L’Algérie est-elle en train de devenir un piège mortel pour les migrants ouest-africains refoulés de l’enfer libyen ou en partance vers un hypothétique eldorado européen ?
A cette question qui n’est plus tabou, il est difficile de répondre autrement que par l’affirmative. Au regard des derniers développements de la crise migratoire et en violation flagrante de son devoir de solidarité et d’assistance fraternelle à des personnes en détresse, l’Algérie pratique à leur encontre ce qu’on pourrait qualifier, sans excès de langage, d’embastillement, de séquestration, de maltraitance et de déportation. N’ayons pas peur des mots ; ils ont leur sens et ce n’est pas de gaieté de cœur qu’on alignerait autant d’expressions fortement connotées qui rappellent le triste souvenir de la barbarie humaine du siècle dernier.
Les témoignages de ces hommes et femmes – parfois en familles -, ballotés des confins du Sahara aux rivages méditerranéens et de Charybde en Scylla, sont émaillés de récits dont il ressort que, outre les violences habituelles exercées à leur encontre par les passeurs, ils sont en plus traqués, humiliés, dépouillées de leurs biens et traités comme des sous-êtres par la force publique algérienne.
Apparemment, ce pays prendrait du plaisir à expérimenter une nouvelle forme de racisme d’État qui lui permettrait, le temps d’un feu de paille et pas plus, de détourner l’attention de son opinion de la grave crise socio-économique et politique qui couve depuis plusieurs mois, et dont tout le monde sait qu’elle pourrait déboucher sur une explosion sociale aux conséquences incalculables.
Au motif qu’elle défend ses frontières contre des groupes terroristes qui sont en réalité, secret de Polichinelle, des Monstres de Frankenstein, l’Algérie organise depuis plusieurs semaines voire des mois, une chasse systématique et méthodique aux Noirs.
Jusque-là, les Etats africains au Sud du Sahara dont les nationaux sont ainsi pris au piège, « observent la situation avec préoccupation ». Qu’on ne s’y trompe pas ! Cette formulation diplomatique policée est habituellement utilisée pour parler de situations graves. Dans une autre phase, les diplomates algériens en poste dans ces pays pourraient être convoqués aux Ministères en charge des Affaires étrangères ou de la Coopération pour s’entendre dire qu’une ligne rouge est atteinte ou le sera.

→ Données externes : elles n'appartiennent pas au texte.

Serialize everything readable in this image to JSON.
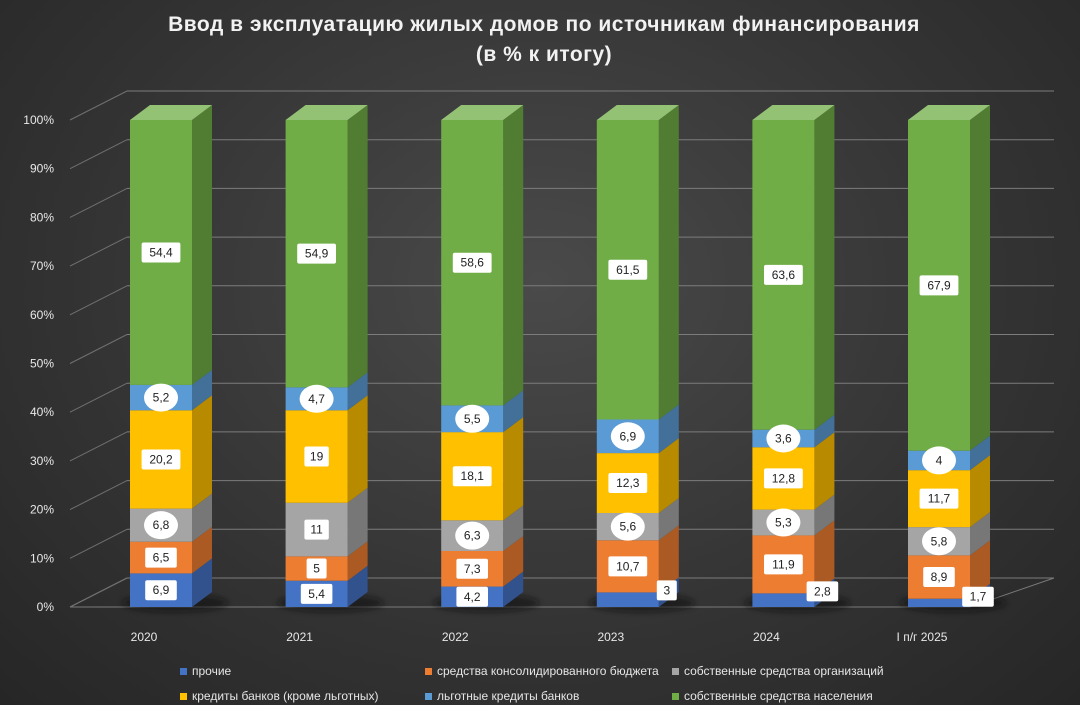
{
  "chart_data": {
    "type": "bar",
    "stacked": true,
    "percent_stacked": true,
    "title_lines": [
      "Ввод в эксплуатацию жилых домов по источникам финансирования",
      "(в % к итогу)"
    ],
    "categories": [
      "2020",
      "2021",
      "2022",
      "2023",
      "2024",
      "I п/г 2025"
    ],
    "y_ticks": [
      "0%",
      "10%",
      "20%",
      "30%",
      "40%",
      "50%",
      "60%",
      "70%",
      "80%",
      "90%",
      "100%"
    ],
    "ylim": [
      0,
      100
    ],
    "legend_position": "bottom",
    "series": [
      {
        "name": "прочие",
        "color": "#4472c4",
        "values": [
          6.9,
          5.4,
          4.2,
          3,
          2.8,
          1.7
        ],
        "labels": [
          "6,9",
          "5,4",
          "4,2",
          "3",
          "2,8",
          "1,7"
        ]
      },
      {
        "name": "средства консолидированного бюджета",
        "color": "#ed7d31",
        "values": [
          6.5,
          5,
          7.3,
          10.7,
          11.9,
          8.9
        ],
        "labels": [
          "6,5",
          "5",
          "7,3",
          "10,7",
          "11,9",
          "8,9"
        ]
      },
      {
        "name": "собственные средства организаций",
        "color": "#a5a5a5",
        "values": [
          6.8,
          11,
          6.3,
          5.6,
          5.3,
          5.8
        ],
        "labels": [
          "6,8",
          "11",
          "6,3",
          "5,6",
          "5,3",
          "5,8"
        ]
      },
      {
        "name": "кредиты банков (кроме льготных)",
        "color": "#ffc000",
        "values": [
          20.2,
          19,
          18.1,
          12.3,
          12.8,
          11.7
        ],
        "labels": [
          "20,2",
          "19",
          "18,1",
          "12,3",
          "12,8",
          "11,7"
        ]
      },
      {
        "name": "льготные кредиты банков",
        "color": "#5b9bd5",
        "values": [
          5.2,
          4.7,
          5.5,
          6.9,
          3.6,
          4
        ],
        "labels": [
          "5,2",
          "4,7",
          "5,5",
          "6,9",
          "3,6",
          "4"
        ]
      },
      {
        "name": "собственные средства населения",
        "color": "#70ad47",
        "values": [
          54.4,
          54.9,
          58.6,
          61.5,
          63.6,
          67.9
        ],
        "labels": [
          "54,4",
          "54,9",
          "58,6",
          "61,5",
          "63,6",
          "67,9"
        ]
      }
    ]
  }
}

Enfin, ultime moment, des émissaires de ces pays afflueraient à Alger, porteurs de messages, pour exprimer, là-aussi, la « préoccupation » de leurs autorités respectives.

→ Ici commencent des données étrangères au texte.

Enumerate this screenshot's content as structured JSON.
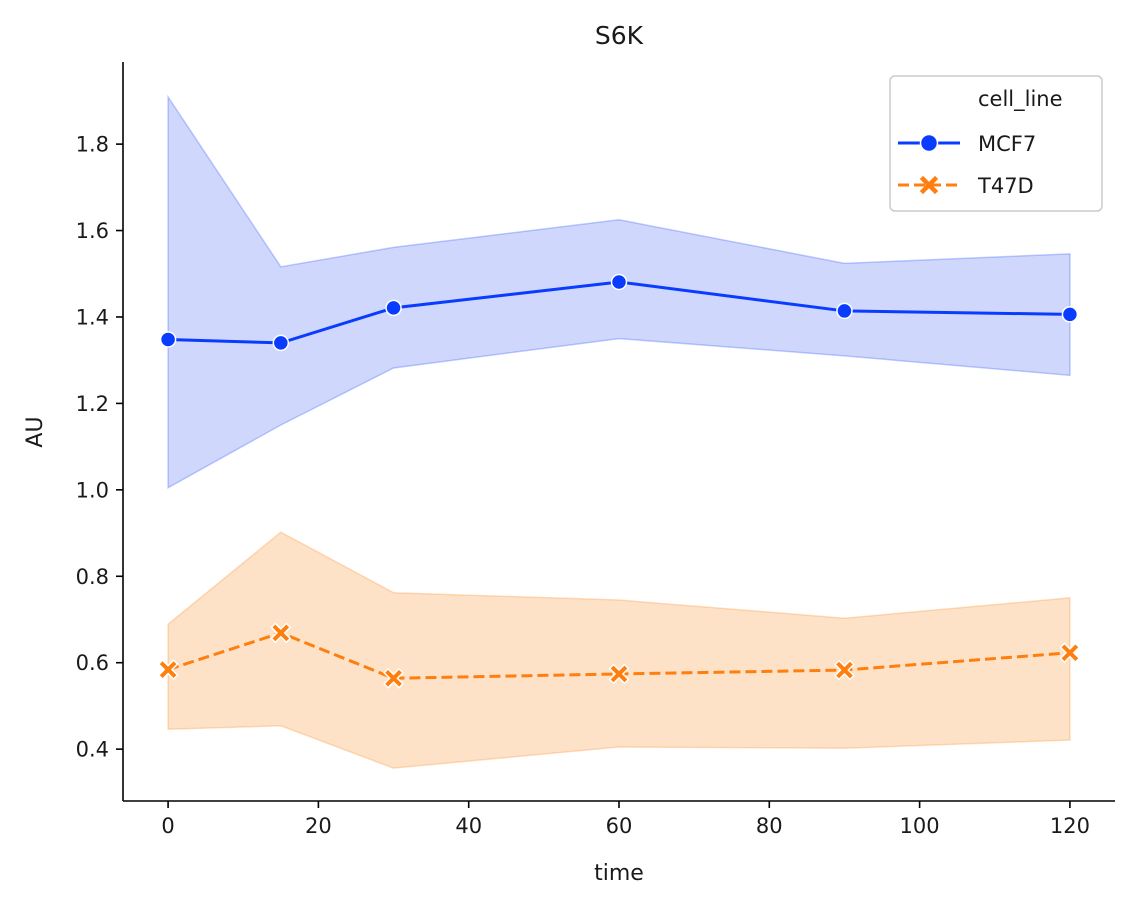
{
  "chart_data": {
    "type": "line",
    "title": "S6K",
    "xlabel": "time",
    "ylabel": "AU",
    "xlim": [
      -6,
      126
    ],
    "ylim": [
      0.28,
      1.99
    ],
    "x_ticks": [
      0,
      20,
      40,
      60,
      80,
      100,
      120
    ],
    "y_ticks": [
      0.4,
      0.6,
      0.8,
      1.0,
      1.2,
      1.4,
      1.6,
      1.8
    ],
    "grid": false,
    "legend": {
      "title": "cell_line",
      "placement": "top-right"
    },
    "x": [
      0,
      15,
      30,
      60,
      90,
      120
    ],
    "series": [
      {
        "name": "MCF7",
        "color": "#0a3cff",
        "band_color": "#cfd8fc",
        "marker": "circle",
        "line_style": "solid",
        "values": [
          1.348,
          1.34,
          1.421,
          1.481,
          1.414,
          1.406
        ],
        "ci_lower": [
          1.005,
          1.15,
          1.282,
          1.35,
          1.31,
          1.265
        ],
        "ci_upper": [
          1.909,
          1.516,
          1.561,
          1.625,
          1.524,
          1.546
        ]
      },
      {
        "name": "T47D",
        "color": "#ff7f0e",
        "band_color": "#fde2c8",
        "marker": "x",
        "line_style": "dashed",
        "values": [
          0.584,
          0.669,
          0.564,
          0.574,
          0.583,
          0.623
        ],
        "ci_lower": [
          0.446,
          0.454,
          0.356,
          0.405,
          0.402,
          0.421
        ],
        "ci_upper": [
          0.689,
          0.902,
          0.762,
          0.745,
          0.703,
          0.75
        ]
      }
    ]
  }
}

Des pays comme le Mali, le Niger, le Sénégal ou le Burkina Faso qui sont en première ligne, n’ont pas d’autre choix que de donner un gage à leurs opinions nationales respectives qui ne s’embarrassent guère de formules diplomatiques ampoulées pour crier leur désarroi et leur colère. Ces opinions sont drivées par des collectifs qui bougent et organisent des conférences de presse et mettent la pression sur le pouvoir politique. Ainsi de trois organisations maliennes qui ont co-animé une conférence de presse le 21 octobre dernier à Bamako pour « protester contre la maltraitance de [nos] compatriotes par les autorités algériennes et libyennes et inviter le gouvernement à sortir de son silence et inactivité ». Ces organisations sont le Conseil Supérieur de la Diaspora Malienne (CSDM), le Front International des Sociétés civiles Panafricain (FISPA) et l’Association Malienne des Expulsés (AME). Leurs propos sont souvent si durs que nous n’osons pas les reproduire.

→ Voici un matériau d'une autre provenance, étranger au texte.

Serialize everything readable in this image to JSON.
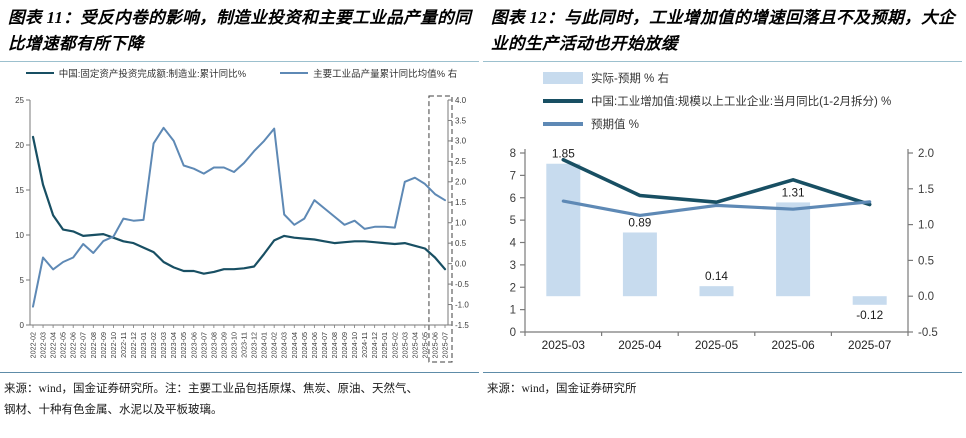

Non seulement les gouvernements africains entendent cette grogne et ces suppliques de leur rue, mais en plus, ils agissent aussi concrètement pour leur apporter des réponses appropriées. En effet, le gouvernement de Bamako a annoncé récemment avoir organisé carrément des convois de bus pour extraire certains de ses nationaux du bourbier algérien et s’apprête à mettre en place un pont aérien à cette même fin. Et d’autres pays prennent des initiatives similaires pour tenter de soulager la souffrance de leurs ressortissants qui traversent un vrai cauchemar en Algérie.
A s’y méprendre, on se croirait revenu aux tristes années 70 et 80 où, sur le continent, quelques pays avaient expulsé massivement des étrangers, simples boucs émissaires d’une crise qui leur était totalement étrangère.